COVID-19 is creating highly challenging circumstances in which healthcare professionals are forced to operate. In recognition of this situation, 11 UK statutory health and care regulators released a joint statement in early March 2020 in an effort to clarify their approach to professional regulation as the virus continues to spread.
In this joint statement, the UK regulators:
Recognise that registrants may need to depart from established procedures in order to care for patients and service users, and
Highlight that the regulatory standards in place across the professions are designed to be flexible and provide a framework for decision-making.
Context in challenging circumstances
Interestingly, the UK regulators also specifically recognise that registrants may feel anxious about how context will be taken into account if concerns and complaints are raised about their decisions and actions during these challenging circumstances. In this regard, the UK regulators have sought to assure registrants that, where a concern or complaint is raised, it will always be considered on the specific facts of the case, taking into account the factors relevant to the environment in which the registrants are working.
While this statement does not provide a blanket absolution for decisions and actions taken during the COVID-19 outbreak, it should provide some reassurance to UK registrants working at the frontline that the context of any necessary departure from established procedures will be considered in the event of any complaints made against registrants.
The Irish position
In Ireland, the Medical Council, Nursing and Midwifery Board of Ireland (NMBI) and the Pharmaceutical Society of Ireland (PSI) have all recently issued statements on COVID-19.
The Medical Council has expressly acknowledged that the significant workload and potential travel disruption arising from COVID-19 may cause difficulties for practitioners meeting or recording their ongoing CPD requirements. The Council has asked practitioners who will not meet their CPD requirements for related reasons to:
Advise their Professional Competence Scheme, and
Self-declare on their Annual Retention Application Form
Where practitioners take both of these steps, the Council has confirmed that it will take the circumstances surrounding the COVID-19 outbreak into consideration and if compliance with the CPD requirements has been consistent in the past, this deviation should not cause the doctor any great concern.
The NMBI has reiterated to its registrants that decision-making, including in emergency situations, should be informed by NMBI’s scope of practice framework document.
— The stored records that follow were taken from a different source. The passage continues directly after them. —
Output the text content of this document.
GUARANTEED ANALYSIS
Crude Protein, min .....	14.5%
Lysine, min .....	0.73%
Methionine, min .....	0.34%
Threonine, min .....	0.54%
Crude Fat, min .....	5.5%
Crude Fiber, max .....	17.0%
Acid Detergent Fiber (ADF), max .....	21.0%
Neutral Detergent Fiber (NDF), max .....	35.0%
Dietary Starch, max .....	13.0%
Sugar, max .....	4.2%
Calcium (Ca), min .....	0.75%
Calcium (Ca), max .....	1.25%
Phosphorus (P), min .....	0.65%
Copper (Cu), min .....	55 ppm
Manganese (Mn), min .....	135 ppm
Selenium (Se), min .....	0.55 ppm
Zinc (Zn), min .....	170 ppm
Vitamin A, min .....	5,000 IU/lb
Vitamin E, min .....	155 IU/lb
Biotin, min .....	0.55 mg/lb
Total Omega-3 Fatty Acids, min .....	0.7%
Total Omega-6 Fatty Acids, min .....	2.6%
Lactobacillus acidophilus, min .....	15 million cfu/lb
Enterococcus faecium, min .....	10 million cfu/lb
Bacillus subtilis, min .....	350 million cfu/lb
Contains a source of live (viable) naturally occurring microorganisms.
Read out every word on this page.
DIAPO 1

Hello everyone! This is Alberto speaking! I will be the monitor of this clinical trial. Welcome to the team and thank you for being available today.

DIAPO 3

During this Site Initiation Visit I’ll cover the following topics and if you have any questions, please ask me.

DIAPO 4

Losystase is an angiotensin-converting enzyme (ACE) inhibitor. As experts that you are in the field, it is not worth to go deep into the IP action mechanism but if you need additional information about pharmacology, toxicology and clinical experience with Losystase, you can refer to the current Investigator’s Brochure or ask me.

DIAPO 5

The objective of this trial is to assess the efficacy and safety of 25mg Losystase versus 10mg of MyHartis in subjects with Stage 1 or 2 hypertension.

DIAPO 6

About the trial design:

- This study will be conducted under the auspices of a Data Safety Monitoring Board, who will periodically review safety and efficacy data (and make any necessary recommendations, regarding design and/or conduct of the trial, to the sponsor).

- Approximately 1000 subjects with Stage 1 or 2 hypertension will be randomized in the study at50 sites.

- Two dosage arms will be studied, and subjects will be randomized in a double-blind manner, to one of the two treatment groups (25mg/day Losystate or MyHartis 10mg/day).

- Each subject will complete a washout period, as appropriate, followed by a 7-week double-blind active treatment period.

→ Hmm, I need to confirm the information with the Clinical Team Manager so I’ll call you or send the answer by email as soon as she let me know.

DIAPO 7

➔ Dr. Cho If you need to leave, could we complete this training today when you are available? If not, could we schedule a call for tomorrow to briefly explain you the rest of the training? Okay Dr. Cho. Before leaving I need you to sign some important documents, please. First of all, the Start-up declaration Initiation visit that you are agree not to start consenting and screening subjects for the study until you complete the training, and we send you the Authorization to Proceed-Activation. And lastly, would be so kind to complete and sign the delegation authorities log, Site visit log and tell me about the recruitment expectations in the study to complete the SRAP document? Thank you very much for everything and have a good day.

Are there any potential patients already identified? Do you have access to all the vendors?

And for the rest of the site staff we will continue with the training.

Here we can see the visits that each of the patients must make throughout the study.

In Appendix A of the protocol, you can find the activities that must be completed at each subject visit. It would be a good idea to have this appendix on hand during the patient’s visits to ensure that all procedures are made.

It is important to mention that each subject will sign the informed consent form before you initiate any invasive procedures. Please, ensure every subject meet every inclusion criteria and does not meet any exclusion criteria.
In the event of any concerns being raised about actions or decisions taken this Framework document supports nurses and midwives taking appropriate actions provided the overall benefit to the patient is being served.
Lastly, the PSI has reminded its registrants of the important role of pharmacists as trusted healthcare professionals in reassuring the public with accurate and responsible information. To assist registrants the PSI has modified its website to provide access to up-to-date resources regarding COVID-19. It has also reminded registrants of the established guidance documents to facilitate compliance with pharmacy and medicines legislation.
The UK regulators joint statement provides some assurance to UK registrants if departures from standard practice are required while working at the frontline of the COVID-19 outbreak. However, it is important to note that the UK system operates under a different legislative structure and to a different standard of proof than that in Ireland.
While no specific guidance on procedural deviations has issued here, Irish regulators have issued helpful guidance on some of the challenges facing registrants due to COVID-19. The Medical Council has acknowledged that there will be leeway in appropriate circumstances where CPD requirements cannot be met due to COVID-19. The NMBI has reminded registrants that its scope of practice framework supports appropriate decision-making in emergency situations provided it serves the overall benefit to patients and the PSI is ensuring its registrants are equipped with all relevant, up-to-date information.
While it is to be expected, in our view, that registrants may seek to rely on these challenging circumstances as mitigating factors if any complaints do arise from decisions and actions made during the COVID-19 outbreak, it is clear that Irish healthcare regulators are acknowledging the challenges that face their respective registrants, and providing guidance and reassurances, where possible.